If you are just looking for an immediate hands-on experience, skip to Okay, I want to try the DistGit package out. How?. Everything else is an interesting background.
Almost everyone in the programming world knows Git. It’s an alpha and omega of Source Content Management in the Linux environment and most of the programmers there cannot live without it. Everything is being tracked and code is being distributed all around the world to be built upon by more and more well-defined units of human work called Git commits.
As opposed to that, nobody knows DistGit. Well…almost nobody. There are a few humanoids in Delta quadrant called “packagers” that collect all the work of the primarily application-focused programmers and make neat packages out of them that serve as a basis of any Linux operating system. These people create an operating system so they should not be taken lightly even though their work is probably less creative than of the people creating these cool Vims, Gimps, and Sims.

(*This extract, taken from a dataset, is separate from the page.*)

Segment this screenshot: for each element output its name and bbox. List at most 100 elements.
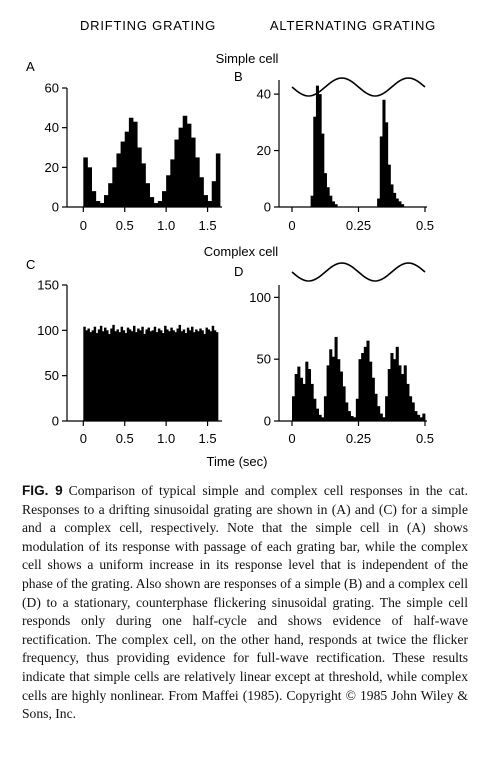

For those few humanoids and their work, Git is actually not the most suitable tool. Well…it is…but not without a few tweaks. And Git with those tweaks included is nothing else than DistGit.
Why not Git?
We have said that Git is not the weapon of choice for packagers but why exactly? Well, the reason is that a packager does not actually care all that much about the actual application sources (even though he needs to know them well in the end). What he cares most about are meta-data about the package such as build or run-time dependencies on other packages or installation steps that make it possible for the package to be installed and actually used by the end user.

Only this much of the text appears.